Szenenapplaus für mathematische Formeln

Studierende der Hochschule Bremerhaven zeigten Showdemonstrationen in der Physik-Vorlesung

Langsam schwankt der Studierende zurück zu seinem Platz im großen Hörsaal. Er hat nicht etwa zu viel getrunken, nein - er war der Mittelpunkt eines physikalischen Phänomens. Um das Gesetz der Drehimpulserhaltung zu demonstrieren, wurde er von einem Kommilitonen auf einem Drehstuhl herumgewirbelt. Auf diese Weise verwandelten rund 15 Studierende der Hochschule Bremerhaven den Hörsaal in eine Showbühne und trocken klingende Formeln in anschauliche Erkenntnisse. Und dabei war das Experiment mit Drehwurmgarantie nur eines von vielen Highlights der Showvorlesung. Im Rahmen eines Sommerprojektes hatten Studierende der Studiengänge Medizintechnik, Gebäudeenergietechnik, Process Engineering and Energy Technology, Produktionstechnologie und Maritime Technologien die Möglichkeit, selbst aktiv an der Vorlesungsgestaltung mitzuwirken und den Lehrinhalt spannend zu gestalten.
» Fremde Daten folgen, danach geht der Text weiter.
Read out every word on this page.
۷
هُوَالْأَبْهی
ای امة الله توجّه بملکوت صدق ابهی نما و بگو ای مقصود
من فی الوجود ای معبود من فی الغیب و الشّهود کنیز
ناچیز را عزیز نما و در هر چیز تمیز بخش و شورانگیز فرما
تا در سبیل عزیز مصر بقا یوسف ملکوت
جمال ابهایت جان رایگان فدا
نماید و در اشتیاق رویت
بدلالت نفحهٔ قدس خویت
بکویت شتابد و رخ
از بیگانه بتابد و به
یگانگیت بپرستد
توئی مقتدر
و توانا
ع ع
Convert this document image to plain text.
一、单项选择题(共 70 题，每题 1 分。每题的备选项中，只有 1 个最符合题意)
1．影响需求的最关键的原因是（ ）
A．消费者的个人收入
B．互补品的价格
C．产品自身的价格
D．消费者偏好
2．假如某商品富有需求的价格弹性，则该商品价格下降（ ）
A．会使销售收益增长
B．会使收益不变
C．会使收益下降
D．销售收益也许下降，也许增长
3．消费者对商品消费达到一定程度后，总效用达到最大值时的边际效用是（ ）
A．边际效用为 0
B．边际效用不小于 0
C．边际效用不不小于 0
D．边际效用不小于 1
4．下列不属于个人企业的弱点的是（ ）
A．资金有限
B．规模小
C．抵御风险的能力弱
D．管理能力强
Unter der Leitung von Prof. Dr. Katharina Theis-Bröhl und mit Unterstützung der Technischen Mitarbeiter Thorsten Koopmann und Antje Mües aus dem Physiklabor, konzipierten und bauten sie Demonstrationsexperimente mit Show-Effekt für Physikvorlesungen. Doch hinter der großen Show steckt ein ernstes Anliegen von Prof. Theis-Bröhl, die in der Hochschule für die Physik-Vorlesungen zuständig ist. "Früher war die Physikvorlesung immer im kleinen Seminarraum neben dem Physiklabor. Da war es kein Problem, Experimente aus dem Physiklabor während der Vorlesung zu zeigen", so die Professorin des Studiengangs Nachhaltige Energie- und Umwelttechnologien. Nach Einführung des gemeinsamen Grundstudiums sei es aber problematisch geworden, die vorhandenen Demonstrationsexperimente auch im großen Hörsaal zu nutzen. Die Versuche waren meist nicht groß genug, hatten nicht den gewünschten Showeffekt. Gemeinsam mit dem Studierenden Thomas Körner wollte Prof. Theis-Bröhl Versuchsanordnungen für größere Zuschauergruppen entwerfen. Schnell wurde aber klar, dass die meisten Experimente eigens angefertigt werden mussten - eine Aufgabe, die die Teilnehmerinnen und Teilnehmer des Sommerkurses, der als Wahlpflichtfach angeboten wurde, zwei Wochen lang mit Begeisterung und Erfolg übernahmen.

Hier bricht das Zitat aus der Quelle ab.